There are plenty of chances for me to meditate on my old age at Latitude. Not least, all those nostalgia bands that I remember as snappy young things. Why, there was that time when OMD were in the charts. And the day Mike Scott went folk on Fisherman's Blues. And I'll never forget the day Os Mutantes discovered tropicalia...

Most of all, that little whinging voice that does not like the mud.

There are many many other critical questions... has cabaret hit a wall? There has been a lack of cabaret acts in the cabaret tent this year. Bryony Kimmings may cross a line from Live Art, but she isn't burlesque. Prudentia Hart is three hours of multi-platform fun (okay, music and drama for those not as painfully pretentious as I am), but it is not a variety bill. Only tonight, in an evening curated by Dusty Limits, do I see a real cabaret show.

Oh, sorry: there was Ducky last night. That had Scottee, another one of my fascinations.
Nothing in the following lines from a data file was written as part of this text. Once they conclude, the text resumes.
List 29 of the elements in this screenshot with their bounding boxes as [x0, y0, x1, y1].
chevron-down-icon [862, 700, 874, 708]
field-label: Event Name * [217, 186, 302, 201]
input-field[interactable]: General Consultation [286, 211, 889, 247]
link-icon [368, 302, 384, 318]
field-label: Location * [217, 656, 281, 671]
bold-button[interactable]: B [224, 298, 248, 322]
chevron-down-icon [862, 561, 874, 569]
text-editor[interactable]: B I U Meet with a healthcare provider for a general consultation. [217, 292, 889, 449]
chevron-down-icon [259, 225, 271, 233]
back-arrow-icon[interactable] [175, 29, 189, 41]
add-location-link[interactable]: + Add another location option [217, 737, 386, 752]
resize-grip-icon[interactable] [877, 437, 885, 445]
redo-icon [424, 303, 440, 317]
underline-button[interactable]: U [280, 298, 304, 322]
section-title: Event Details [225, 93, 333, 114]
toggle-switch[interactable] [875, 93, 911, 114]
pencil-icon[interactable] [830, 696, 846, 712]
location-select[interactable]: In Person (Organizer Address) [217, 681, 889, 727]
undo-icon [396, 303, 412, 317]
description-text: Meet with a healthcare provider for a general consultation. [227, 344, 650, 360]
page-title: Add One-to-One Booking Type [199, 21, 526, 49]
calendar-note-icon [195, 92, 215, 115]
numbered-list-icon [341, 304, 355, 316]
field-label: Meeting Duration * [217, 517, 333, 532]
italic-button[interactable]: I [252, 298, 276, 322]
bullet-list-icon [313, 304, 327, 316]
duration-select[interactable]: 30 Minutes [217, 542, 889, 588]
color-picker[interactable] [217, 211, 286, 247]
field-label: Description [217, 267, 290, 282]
But it still stands: can cabaret offer enough artists to fill a tent for three days? Latitude has a sensible policy of refusing to book the same acts year after year, so it doesn't mean that there are no good acts... it might mean there are not enough.

Hang on, the rain has stopped. If I run, I might catch Frisky and Mannish.

Friday, 15 July 2011

Latitude Day 1, Part 1

Before I start to write, I need the right combination of chemicals in my bloodstream. Fortunately, those not provided by my body can be easily injected or snorted, or discovered in a spoonful of raw instant coffee. I tried to get my first evening at Latitude written up this morning - I was first at the press tent and everything. Unfortunately, it turned out that I needed to actually see a show to have something to inspire me.
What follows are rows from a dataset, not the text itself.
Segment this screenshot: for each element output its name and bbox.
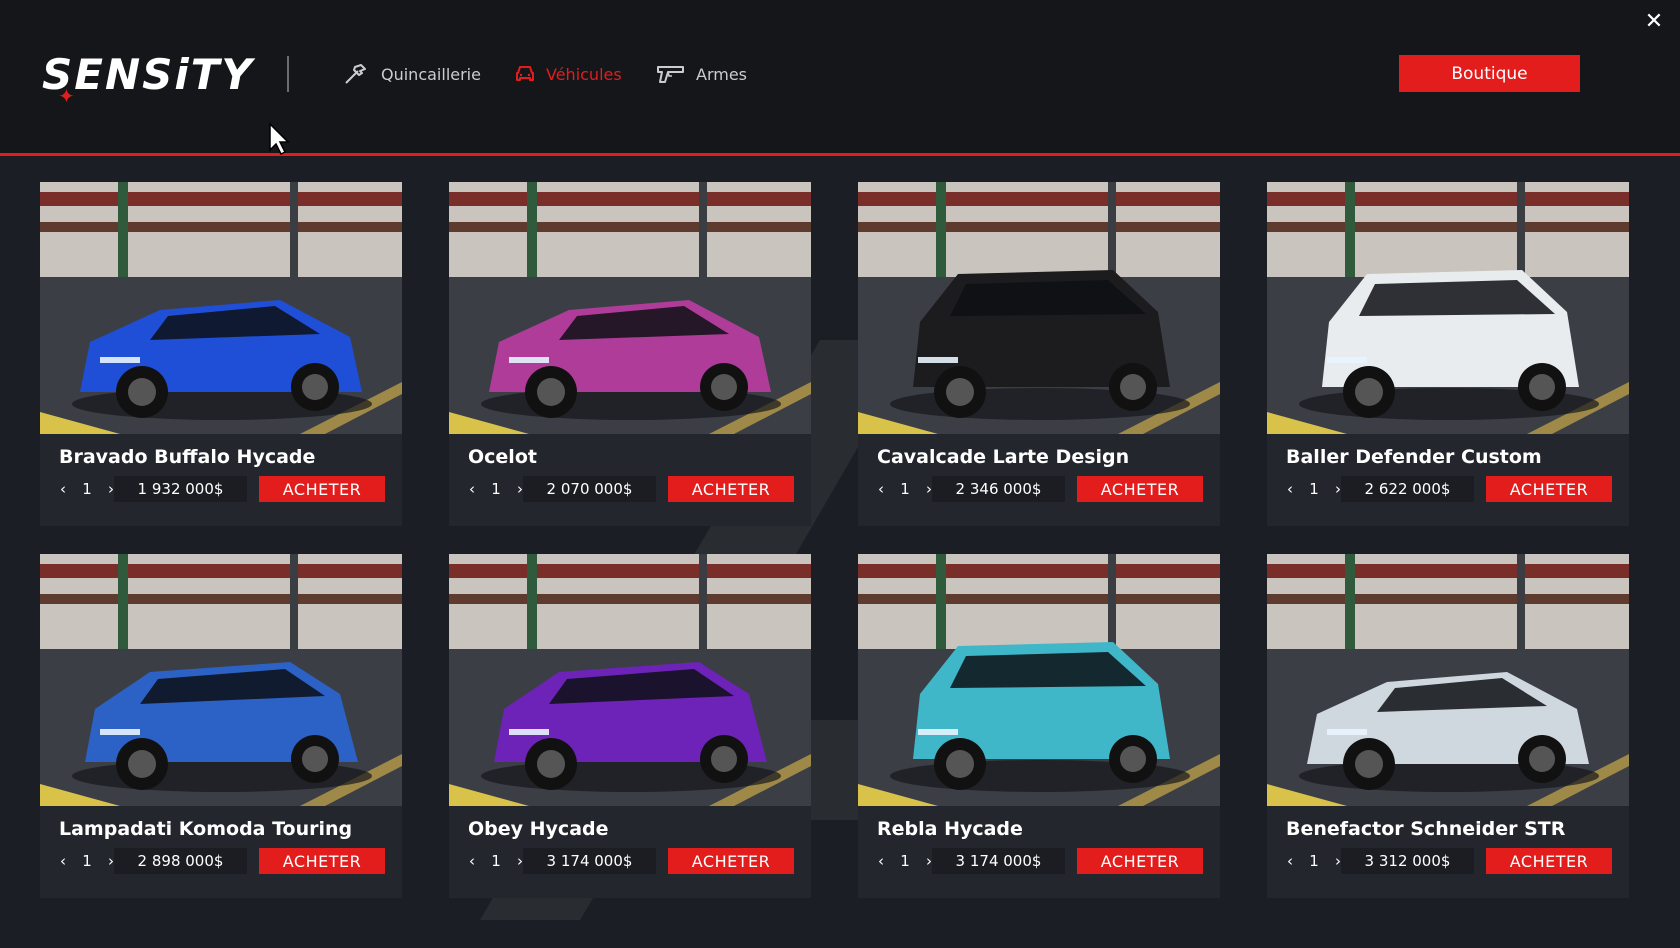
acheter-button[interactable]: ACHETER (1077, 476, 1203, 502)
vehicle-card: Baller Defender Custom ‹ 1 › 2 622 000$ … (1267, 182, 1629, 526)
nav-label: Véhicules (546, 64, 622, 84)
boutique-button[interactable]: Boutique (1399, 55, 1580, 92)
quantity-value: 1 (900, 480, 910, 498)
quantity-value: 1 (900, 852, 910, 870)
chevron-left-icon[interactable]: ‹ (874, 480, 888, 498)
nav-divider (287, 56, 289, 92)
vehicle-price: 3 312 000$ (1341, 848, 1474, 874)
vehicle-price: 3 174 000$ (932, 848, 1065, 874)
vehicle-name: Obey Hycade (468, 818, 609, 840)
acheter-button[interactable]: ACHETER (1077, 848, 1203, 874)
vehicle-card: Ocelot ‹ 1 › 2 070 000$ ACHETER (449, 182, 811, 526)
logo-star-icon: ✦ (58, 84, 75, 108)
vehicle-name: Benefactor Schneider STR (1286, 818, 1566, 840)
quantity-stepper: ‹ 1 › (874, 848, 936, 874)
vehicle-name: Cavalcade Larte Design (877, 446, 1130, 468)
vehicle-image[interactable] (858, 182, 1220, 434)
chevron-left-icon[interactable]: ‹ (874, 852, 888, 870)
vehicle-card: Bravado Buffalo Hycade ‹ 1 › 1 932 000$ … (40, 182, 402, 526)
nav-item-vehicules[interactable]: Véhicules (514, 62, 622, 86)
hammer-icon (343, 63, 371, 85)
acheter-button[interactable]: ACHETER (668, 848, 794, 874)
vehicle-image[interactable] (1267, 554, 1629, 806)
vehicle-name: Ocelot (468, 446, 537, 468)
quantity-value: 1 (491, 480, 501, 498)
quantity-stepper: ‹ 1 › (1283, 476, 1345, 502)
acheter-button[interactable]: ACHETER (668, 476, 794, 502)
vehicle-price: 2 622 000$ (1341, 476, 1474, 502)
chevron-left-icon[interactable]: ‹ (465, 852, 479, 870)
nav-item-quincaillerie[interactable]: Quincaillerie (343, 62, 481, 86)
vehicle-card: Lampadati Komoda Touring ‹ 1 › 2 898 000… (40, 554, 402, 898)
quantity-stepper: ‹ 1 › (874, 476, 936, 502)
vehicle-image[interactable] (40, 182, 402, 434)
vehicle-price: 2 070 000$ (523, 476, 656, 502)
vehicle-image[interactable] (449, 182, 811, 434)
vehicle-card: Obey Hycade ‹ 1 › 3 174 000$ ACHETER (449, 554, 811, 898)
quantity-stepper: ‹ 1 › (56, 848, 118, 874)
close-icon[interactable]: ✕ (1642, 10, 1666, 34)
car-icon (514, 64, 536, 84)
mouse-cursor-icon (269, 122, 290, 156)
vehicle-price: 2 898 000$ (114, 848, 247, 874)
quantity-value: 1 (1309, 852, 1319, 870)
chevron-left-icon[interactable]: ‹ (56, 852, 70, 870)
vehicle-card: Rebla Hycade ‹ 1 › 3 174 000$ ACHETER (858, 554, 1220, 898)
quantity-value: 1 (1309, 480, 1319, 498)
quantity-value: 1 (491, 852, 501, 870)
vehicle-name: Lampadati Komoda Touring (59, 818, 353, 840)
nav-label: Armes (696, 64, 748, 84)
gun-icon (656, 63, 686, 85)
nav-label: Quincaillerie (381, 64, 481, 84)
vehicle-name: Bravado Buffalo Hycade (59, 446, 316, 468)
quantity-stepper: ‹ 1 › (1283, 848, 1345, 874)
chevron-left-icon[interactable]: ‹ (465, 480, 479, 498)
acheter-button[interactable]: ACHETER (259, 476, 385, 502)
vehicle-name: Rebla Hycade (877, 818, 1023, 840)
vehicle-price: 3 174 000$ (523, 848, 656, 874)
quantity-value: 1 (82, 852, 92, 870)
vehicle-image[interactable] (40, 554, 402, 806)
vehicle-image[interactable] (858, 554, 1220, 806)
quantity-stepper: ‹ 1 › (465, 848, 527, 874)
vehicle-image[interactable] (1267, 182, 1629, 434)
acheter-button[interactable]: ACHETER (259, 848, 385, 874)
vehicle-price: 1 932 000$ (114, 476, 247, 502)
vehicle-grid: Bravado Buffalo Hycade ‹ 1 › 1 932 000$ … (40, 182, 1629, 898)
vehicle-price: 2 346 000$ (932, 476, 1065, 502)
vehicle-name: Baller Defender Custom (1286, 446, 1542, 468)
acheter-button[interactable]: ACHETER (1486, 476, 1612, 502)
chevron-left-icon[interactable]: ‹ (1283, 480, 1297, 498)
vehicle-card: Cavalcade Larte Design ‹ 1 › 2 346 000$ … (858, 182, 1220, 526)
quantity-stepper: ‹ 1 › (56, 476, 118, 502)
chevron-left-icon[interactable]: ‹ (56, 480, 70, 498)
vehicle-image[interactable] (449, 554, 811, 806)
quantity-stepper: ‹ 1 › (465, 476, 527, 502)
top-bar: SENSiTY ✦ Quincaillerie Véhicules Armes … (0, 0, 1680, 156)
acheter-button[interactable]: ACHETER (1486, 848, 1612, 874)
quantity-value: 1 (82, 480, 92, 498)
nav-item-armes[interactable]: Armes (656, 62, 747, 86)
chevron-left-icon[interactable]: ‹ (1283, 852, 1297, 870)
vehicle-card: Benefactor Schneider STR ‹ 1 › 3 312 000… (1267, 554, 1629, 898)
I had hoped getting lost on the way to the Festival would help: Mr B helped up by not putting the right postcode into his Sat Nav. "It's looking rather quiet for the main route into a major festival," I pointed out. A silent u-turn, and the first aristocrat of Chap Hop had us back in a comfortable tail-back.
My prediction from Mr B's hour long set in the poetry tent - which, up to that point, had been like an illustrated lecture on why I hate poetry - is that this August will be the Fringe of Chap Hop. People will be wandering the Royal Mile humming Acid Ted and plaid will make an unexplained come-back. Mr B would not be funny if he didn't have such a detailed understanding of how hip-hop works: unlike most of the slam poetry boys, he has a flow as well as the ability to speak really fast in rhyme. Plus he gave me a lift from the station.
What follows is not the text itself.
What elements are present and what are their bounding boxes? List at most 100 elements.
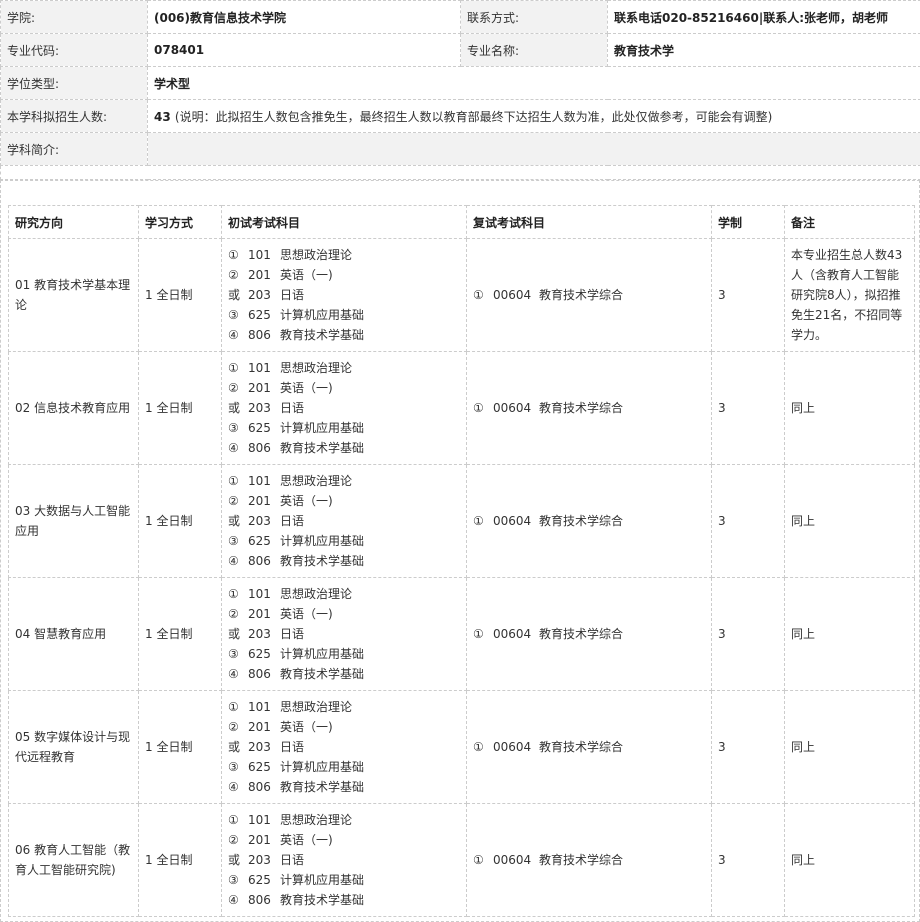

After failing to write anything coherent this morning, I popped down to the Faraway Forest (the twee name for one of the various stages here) and made contact with the National Theatre of Scotland. It bothers me that the NTS are being so good lately: even David Greig, whom I delighted in calling over-rated, just because it made me different to the other critics, has hot form twice this year. The NTS are invading Suffolk with The Strange Undoing of Prudentia Hart, a confident mash up of karaoke, Border Ballads, choreography and scripted theatre. Since it is usually performed in a pub, the transition to outdoor festival is easy. Until, as Ali Macrae reminds me, it is set in a Thurso pub, cut off from civilisation by winter snow.

Trying desperately to appear knowing and cool - and not give away my enthusiasm for both Macrae's music and Madeleine Worrall's sensual, witty performance as the titular heroine - I led us off to a shady groove where we swapped tales of Scottish critics, Govan bars and local sessions. Behind us, a performance of a Greek myth seems to be reviving The Brian Blessed School of Acting. They shout in unison and distract me from an anecdote about my family band and how Kylie Minogue's Can't Get You Out Of My Head is, actually, a self-referential masterpiece.

Minogue is important in Prudentia: Worrall's version exposes its gentle heart beneath the pulsing, shimmering glamour. Macrae and Worrall warmly discuss the way that folk music is used in the play, suggesting that the modern session can be found anywhere a karaoke machine has been installed. The mix of new and old, folk and pop, script and movement, humour and intensity make Prudentia an interesting herald of a specific Scottish style of performance. It's brilliantly written, too.

And so... is that Richard Dedomenici in the cabaret tent?